Reasoning models only
This event is only emitted for models that support visible reasoning summaries. For standard models, you will not see this event.
response.function_call_arguments.delta¶
Emitted as the assistant streams the JSON arguments for a function call. You can use these to show a "thinking" or "calling tool" indicator.
response.function_call_arguments.done¶
Emitted when a function call's arguments are fully assembled. This signals that you should execute the function and send a follow-up request.
{
"type": "response.function_call_arguments.done",
"name": "get_weather",
"call_id": "call_abc123",
"arguments": "{\"location\": \"San Francisco\", \"unit\": \"celsius\"}"
}
| Field | Type | Description |
|---|---|---|
name |
string |
The function name to invoke |
call_id |
string |
Unique ID — include this in your function_call_output |
arguments |
string |
JSON-encoded arguments string |
See Function Calling for the complete flow.
response.output_item.added¶
Emitted when the assistant adds a new item to its output array. This is used for structured items like handover notifications and OAuth prompts.
{
"type": "response.output_item.added",
"item": {
"type": "message",
"role": "assistant",
"content": []
}
}
Handover item:
{
"type": "response.output_item.added",
"item": {
"type": "handover",
"from_specialist": "General Assistant",
"to_specialist": "Billing Specialist",
"reason": "User is asking about invoice details"
}
}
OAuth required item:
{
"type": "response.output_item.added",
"item": {
"type": "oauth_required",
"plugin_id": "plugin_abc123",
"plugin_name": "Google Calendar",
"provider_id": "google",
"required_scopes": ["https://www.googleapis.com/auth/calendar.readonly"],
"auth_url": "https://your-admin.example.com/oauth/google/authorize?state=abc123"
}
}
response.output_item.done¶
Emitted when an output item is complete (after all its delta events).
{
"type": "response.output_item.done",
"item": {
"type": "message",
"role": "assistant",
"content": [
{
"type": "output_text",
"text": "The full assembled response text."
}
]
}
}
response.web_search_call.in_progress¶
Emitted when a web search tool call starts.

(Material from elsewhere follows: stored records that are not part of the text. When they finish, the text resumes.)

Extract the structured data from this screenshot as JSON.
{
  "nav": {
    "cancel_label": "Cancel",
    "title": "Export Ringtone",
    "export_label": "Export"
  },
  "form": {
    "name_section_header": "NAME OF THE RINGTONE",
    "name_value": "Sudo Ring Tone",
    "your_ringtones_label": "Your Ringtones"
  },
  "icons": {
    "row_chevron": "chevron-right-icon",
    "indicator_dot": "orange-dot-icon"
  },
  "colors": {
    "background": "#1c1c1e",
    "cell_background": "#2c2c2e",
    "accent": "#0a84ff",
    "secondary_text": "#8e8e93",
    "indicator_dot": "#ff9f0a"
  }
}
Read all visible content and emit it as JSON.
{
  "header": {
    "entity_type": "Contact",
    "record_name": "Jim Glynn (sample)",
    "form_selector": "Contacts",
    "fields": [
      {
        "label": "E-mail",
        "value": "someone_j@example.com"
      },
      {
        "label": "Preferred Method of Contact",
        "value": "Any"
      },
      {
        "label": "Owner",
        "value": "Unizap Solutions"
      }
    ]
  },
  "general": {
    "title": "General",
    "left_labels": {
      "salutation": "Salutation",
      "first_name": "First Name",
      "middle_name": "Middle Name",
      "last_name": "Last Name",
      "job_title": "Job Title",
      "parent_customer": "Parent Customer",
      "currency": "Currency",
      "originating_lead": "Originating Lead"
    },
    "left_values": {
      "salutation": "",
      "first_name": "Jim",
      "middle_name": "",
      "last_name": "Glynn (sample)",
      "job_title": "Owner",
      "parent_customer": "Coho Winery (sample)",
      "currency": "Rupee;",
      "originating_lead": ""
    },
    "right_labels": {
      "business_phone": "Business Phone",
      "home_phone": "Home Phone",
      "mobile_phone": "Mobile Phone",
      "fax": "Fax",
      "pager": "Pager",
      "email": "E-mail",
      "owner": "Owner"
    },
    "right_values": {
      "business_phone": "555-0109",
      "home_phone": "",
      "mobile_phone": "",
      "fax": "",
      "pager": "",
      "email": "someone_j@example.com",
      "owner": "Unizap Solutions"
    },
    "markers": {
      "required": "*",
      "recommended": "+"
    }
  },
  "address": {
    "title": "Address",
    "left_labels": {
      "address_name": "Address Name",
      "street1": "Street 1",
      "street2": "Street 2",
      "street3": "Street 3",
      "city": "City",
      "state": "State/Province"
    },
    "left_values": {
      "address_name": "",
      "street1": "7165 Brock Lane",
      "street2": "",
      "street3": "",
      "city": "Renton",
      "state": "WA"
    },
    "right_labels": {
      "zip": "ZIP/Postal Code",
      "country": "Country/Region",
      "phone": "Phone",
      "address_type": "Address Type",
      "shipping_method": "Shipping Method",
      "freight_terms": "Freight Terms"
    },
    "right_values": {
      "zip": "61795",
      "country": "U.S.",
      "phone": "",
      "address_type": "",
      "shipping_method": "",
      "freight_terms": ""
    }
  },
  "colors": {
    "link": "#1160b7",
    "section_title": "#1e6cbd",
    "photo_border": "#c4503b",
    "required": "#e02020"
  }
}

response.web_search_call.searching¶
Emitted when the search query has been submitted and results are being fetched.
{
"type": "response.web_search_call.searching",
"call_id": "ws_call_abc123",
"query": "latest news on AI regulations 2024"
}
response.web_search_call.completed¶
Emitted when web search results are available and the assistant begins incorporating them.
response.completed¶
Emitted when the full response is ready. The response object contains the same structure as a non-streaming response body.
{
"type": "response.completed",
"response": {
"id": "resp_01234567-89ab-cdef-0123-456789abcdef",
"object": "response",
"status": "completed",
"model": "asst_01234567-89ab-cdef-0123-456789abcdef",
"output_text": "The full assembled response text.",
"output": [...],
"created_at": 1700000000
}
}
Saving the response ID
Always read the response.id from the response.completed event. You will need it to continue the conversation with previous_response_id.
response.error¶
Emitted when an error occurs during streaming. After this event, the stream will close.
{
"type": "response.error",
"error": {
"type": "server_error",
"code": "upstream_timeout",
"message": "The LLM provider did not respond in time."
}
}
See Errors for all error codes.
Handling requires_action in Streams¶
When the assistant calls a client-side function tool, the stream terminates with status: "requires_action" instead of "completed". The response.completed event's response.status field will be "requires_action".
After executing the function:
- Read
call_idandargumentsfromresponse.function_call_arguments.done - Execute the function locally
- Send a new request with
previous_response_idset to the current response ID - Include the tool result in
inputas afunction_call_outputitem
See Function Calling for the complete flow with code examples.
Full SSE Event Table¶
See Reference — SSE Events for a complete table of all events, their fields, and descriptions.